- Chairperson: Mohammed Abbadi
- Spokesperson: Fatallah Arsalane
- Ideology: based on Abdesslam Yassine's ideas

Website
- https://www.aljamaa.net/

= Al Adl Wa Al Ihssane =

Moroccan Islamist association

Al Adl wal Ihsane (العدل والإحسان; Justice and Kindness or Justice and Spirituality) is a Moroccan Islamist association, founded by Cheikh Abdesslam Yassine. This association is not legal but is tolerated by the Moroccan authorities. The current leader is Mohammed Abbadi, who was elected secretary-general of the organization.

==Founder==
Its founder, Abdessalam Yassine, an old inspector in the Moroccan National Education Ministry was initially a member of tariqa Budshishiyya, a Moroccan Sufi brotherhood that he quit after deploring its evolution and because he was not offered the role of the leader of this brotherhood prior to his son. Yassine was also heavily influenced at his beginnings by the thinking of Sayyid Qutb, he considered that the Moroccan society lives in a fitna (division) under the regime of ignorance. He also started advocating for a policy near Iran's after the revolution.

==Journey==
Abdessalam Yassine was born in 1928. His father, a poor peasant, belonged to the family of "Ait-Bihi", he proclaims himself an Idrisid Berber from the region of Aoulouz in Sous (Southern Morocco). He completed his primary studies in a school founded in Marrakech by Mohamed Mokhtar Soussi. After four years of studies, he graduated from the Ibn Youssef Institute. He finished his studies at the teacher training school in Rabat in 1947, then worked in national education, for twenty years he was brought to represent Morocco in many international educational meetings. In 1968, he was dismissed from his post without any administrative decision, he was retired in 1987.

==Policies==
Yassine acted as a charismatic leader for the organisation, which attributes him near saintly-status and operates on lines similar to those a Moroccan Sufi brotherhood, the Budshishiyya, of which Yassine was a member prior to his politicisation.

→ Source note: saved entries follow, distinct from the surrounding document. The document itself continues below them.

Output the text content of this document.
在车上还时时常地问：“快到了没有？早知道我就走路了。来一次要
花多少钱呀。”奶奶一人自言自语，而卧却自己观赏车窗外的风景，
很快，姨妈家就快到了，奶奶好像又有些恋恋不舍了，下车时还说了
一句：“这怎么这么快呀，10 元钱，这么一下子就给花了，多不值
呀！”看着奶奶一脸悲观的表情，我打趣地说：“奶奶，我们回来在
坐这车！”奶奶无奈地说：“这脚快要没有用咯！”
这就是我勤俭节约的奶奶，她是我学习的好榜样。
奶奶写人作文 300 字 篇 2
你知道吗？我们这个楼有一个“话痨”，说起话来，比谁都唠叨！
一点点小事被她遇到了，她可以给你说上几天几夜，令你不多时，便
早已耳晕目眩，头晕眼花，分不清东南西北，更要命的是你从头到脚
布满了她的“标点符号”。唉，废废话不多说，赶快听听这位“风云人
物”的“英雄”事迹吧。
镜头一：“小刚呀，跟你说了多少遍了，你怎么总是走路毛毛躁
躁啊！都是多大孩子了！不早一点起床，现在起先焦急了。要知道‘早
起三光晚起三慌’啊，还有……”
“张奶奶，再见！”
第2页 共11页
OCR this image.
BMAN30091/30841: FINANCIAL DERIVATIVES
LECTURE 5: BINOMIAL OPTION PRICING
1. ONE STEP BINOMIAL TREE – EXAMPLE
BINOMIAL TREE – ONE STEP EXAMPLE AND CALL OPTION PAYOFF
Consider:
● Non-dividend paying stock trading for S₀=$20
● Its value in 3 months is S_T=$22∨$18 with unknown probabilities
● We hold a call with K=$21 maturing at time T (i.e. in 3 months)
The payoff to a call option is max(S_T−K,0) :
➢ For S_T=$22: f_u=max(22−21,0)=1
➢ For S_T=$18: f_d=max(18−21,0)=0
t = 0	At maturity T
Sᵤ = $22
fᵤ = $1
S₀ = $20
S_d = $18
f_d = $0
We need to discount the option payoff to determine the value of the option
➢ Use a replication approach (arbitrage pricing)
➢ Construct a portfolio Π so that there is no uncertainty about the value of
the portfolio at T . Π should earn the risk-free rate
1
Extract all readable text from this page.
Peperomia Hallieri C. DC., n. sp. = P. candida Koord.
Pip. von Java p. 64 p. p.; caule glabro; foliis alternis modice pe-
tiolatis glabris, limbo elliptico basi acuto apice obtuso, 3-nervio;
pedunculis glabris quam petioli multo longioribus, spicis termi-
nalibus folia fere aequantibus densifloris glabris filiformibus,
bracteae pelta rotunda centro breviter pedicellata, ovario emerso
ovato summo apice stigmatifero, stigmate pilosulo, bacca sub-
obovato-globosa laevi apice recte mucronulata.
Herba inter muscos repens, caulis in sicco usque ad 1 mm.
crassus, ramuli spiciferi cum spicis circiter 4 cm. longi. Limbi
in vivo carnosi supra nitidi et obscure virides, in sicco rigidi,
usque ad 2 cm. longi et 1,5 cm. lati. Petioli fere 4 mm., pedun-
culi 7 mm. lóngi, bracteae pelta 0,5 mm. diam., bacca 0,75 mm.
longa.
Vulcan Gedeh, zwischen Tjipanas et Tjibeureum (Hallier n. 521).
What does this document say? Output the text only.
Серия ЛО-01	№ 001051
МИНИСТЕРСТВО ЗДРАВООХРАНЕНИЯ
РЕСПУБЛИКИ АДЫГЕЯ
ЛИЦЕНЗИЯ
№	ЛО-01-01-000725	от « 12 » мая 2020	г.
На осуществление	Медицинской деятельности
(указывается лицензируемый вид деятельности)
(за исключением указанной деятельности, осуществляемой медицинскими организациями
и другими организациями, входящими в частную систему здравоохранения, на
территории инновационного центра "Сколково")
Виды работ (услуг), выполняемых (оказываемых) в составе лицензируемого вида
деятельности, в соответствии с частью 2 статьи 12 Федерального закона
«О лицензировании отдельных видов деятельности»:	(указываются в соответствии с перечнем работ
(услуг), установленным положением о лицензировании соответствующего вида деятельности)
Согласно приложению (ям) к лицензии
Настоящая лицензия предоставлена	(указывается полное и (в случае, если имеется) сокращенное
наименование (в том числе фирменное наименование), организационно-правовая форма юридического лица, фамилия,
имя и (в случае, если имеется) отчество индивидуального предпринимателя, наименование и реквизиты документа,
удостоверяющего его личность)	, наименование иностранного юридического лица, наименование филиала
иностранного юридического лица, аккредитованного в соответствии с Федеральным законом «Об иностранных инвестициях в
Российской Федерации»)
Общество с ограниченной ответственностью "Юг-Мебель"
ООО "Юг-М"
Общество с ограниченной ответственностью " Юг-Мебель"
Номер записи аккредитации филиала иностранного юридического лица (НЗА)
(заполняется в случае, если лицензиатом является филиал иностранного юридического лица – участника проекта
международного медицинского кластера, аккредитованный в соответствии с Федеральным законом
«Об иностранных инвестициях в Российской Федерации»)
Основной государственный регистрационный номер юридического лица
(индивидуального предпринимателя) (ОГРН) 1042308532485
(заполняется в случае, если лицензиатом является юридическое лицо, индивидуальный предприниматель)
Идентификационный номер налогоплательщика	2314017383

The party advocates the transformation of Morocco into an Islamic republic, ruled by its interpretation of the Shariah. Like the Muslim Brotherhood, it works for the Islamisation of the whole society, through its grassroots social welfare organisations and important presence in universities.

Contrary to the legalist Justice and Development Party, Al Adl Wa Al Ihssane has not been allowed to transform itself into a political party by the Moroccan government, it has also been argued that it's the party's choice to not do so as it refuses to enter the political game under the current political practices, which it perceives as illegitimate; the party also opposes the article of the Moroccan constitution which states that the king Mohammed VI is also Amir al-Muminin.

===Three No's===
The organization's principles were summed up and reaffirmend, during the 24 December 2012 press conference following Mohammed Abbadi election, as "No to violence, no to secrecy, no to foreign intervention."